Les jeunes auteurs face au Nouveau Monde, ou le crépuscule éditorial

Colette Vlérick - 29.10.2013

Edition - Société - auteurs - vieillissement de la population - publication numérique


Dimanche 28 octobre, je signais mes livres au Salon du livre de Carhaix, sur le stand des libraires. J'ai regardé autour de moi. Voisines sympathiques, des copains et des copines sur ce stand ou sur d'autres. Et j'ai vu ce que j'avais déjà remarqué chez mon éditeur, ou chez d'autres. Nous étions entre vieux ! Moyenne d'âge du stand : la soixantaine.

  

 

Le crépuscule éditorial ?

 

 

Les autres auteurs, les éditeurs, les libraires même : pas nombreux sous la barre des trente ans. Que dis-je ! Trente-cinq si pas quarante ans. Et tous les sympathiques visiteurs qui déambulaient dans les allées, s'arrêtaient, repartaient, achetaient, n'achetaient pas, souriaient ou pas… Pas très gamin non plus, le public !

 

Où sont les jeunes ? Dans la collection où je publie le plus, moyenne d'âge des auteurs : la cinquantaine, si pas plus. Dans les équipes éditoriales : on dépasse la quarantaine. Et il y a de moins en moins de monde. Des stagiaires plus ou moins payés, oui. De  nouveaux salariés jeunes et compétents ? Où sont-ils ?

 

La conclusion est claire : l'édition de papa, c'est fini. Bien ou mal, peu importe : le combat s'arrête faute de combattants. L'édition française avait déjà raté le virage du numérique - ce n'est pas le funeste dispositif reLIRE qui va la sauver - et elle a visiblement raté le renouvellement de ses troupes.

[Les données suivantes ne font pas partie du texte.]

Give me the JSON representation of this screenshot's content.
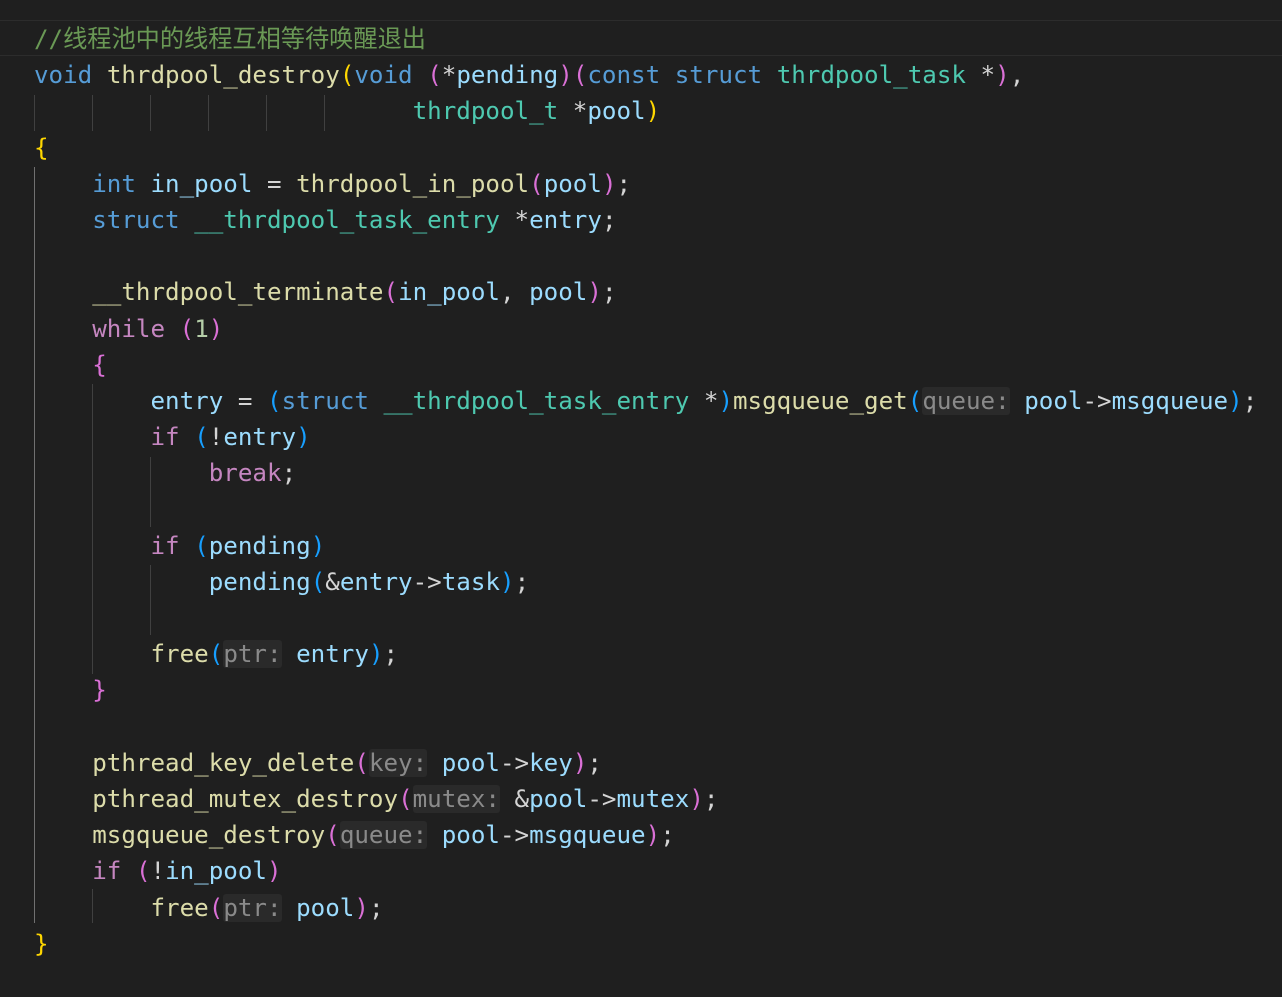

Faut-il leur expliquer que nous sommes au XXIe siècle et que le monde bascule ? Que le numérique, l'informatique, internet, les ordinateurs, ce ne sont pas seulement des outils - auxquels ils ne comprennent pas grand-chose - mais un changement d'univers ?

 

 

"On sait comment se passer d'eux : trouver la petite maison d'édition qui aime ce qu'ils font. On ne gagnera pas beaucoup d'argent, mais on écrit pour le plaisir. Un peu d'argent ? Un bonus, c'est tout."

 

 

Comme je ne fréquente pas que les salons du livre traditionnel, je vois aussi que les jeunes auteurs n'ont même pas besoin qu'on leur parle du Nouveau Monde : ils le vivent. C'est leur univers et cela ne leur pose pas de problème. Les éditeurs traditionnels chipotent sur leurs manuscrits ? Ils critiquent leur style, leur vocabulaire, leur argot, leur façon de raconter ? Ils ne comprennent pas l'univers dans lequel naviguent les personnages ? Pas grave : on sait comment se passer d'eux : trouver la petite maison d'édition qui aime ce qu'ils font. On ne gagnera pas beaucoup d'argent, mais on écrit pour le plaisir. Un peu d'argent ? Un bonus, c'est tout.

 

Ou bien on se prend en main, on s'auto-édite sur le web, on crée le blog qui va avec, et va petit mousse !

 

Au passage, en tant qu'auto-éditeur, on ne sera pas taxé comme auteur. L'auto-édition, c'est une autre case fiscale. Sécurité sociale ? Retraite ? Tous ces organismes qui tondent les auteurs actuellement, et ces caisses santé ou retraite qu'il faut alimenter… Là aussi, les rentrées vont se tarir faute de cotisants et de cotisations suffisantes pour maintenir le système. Ils ont souvent un métier, les jeunes auteurs ! Ils gagnent leur vie et n'ont pas besoin de leurs droits d'auteur pour faire les courses. Le plaisir d'écrire n'a pas de prix.

 

Ne pas dépendre d'un éditeur pour vivre rend plus facile de dire non aux pourcentages abusivement bas, aux comptes annuels non rendus, aux traficotages sur le nombre d'exemplaires pris en compte, aux couvertures ringardes qui tuent le livre. Et, même en travaillant avec le monstre Amazon, avec Lulu ou autre, on gagne plus par exemplaire vendu ! 

 

De plus, d'autres solutions innovantes s'annoncent. D'autres systèmes de distribution. D'autres systèmes de répartition de l'argent. D'autres modes de relations, y compris avec les lecteurs.

 

Oui, je crois bien que beaucoup d'éditeurs traditionnels vont disparaître plus vite qu'ils ne l'imaginent.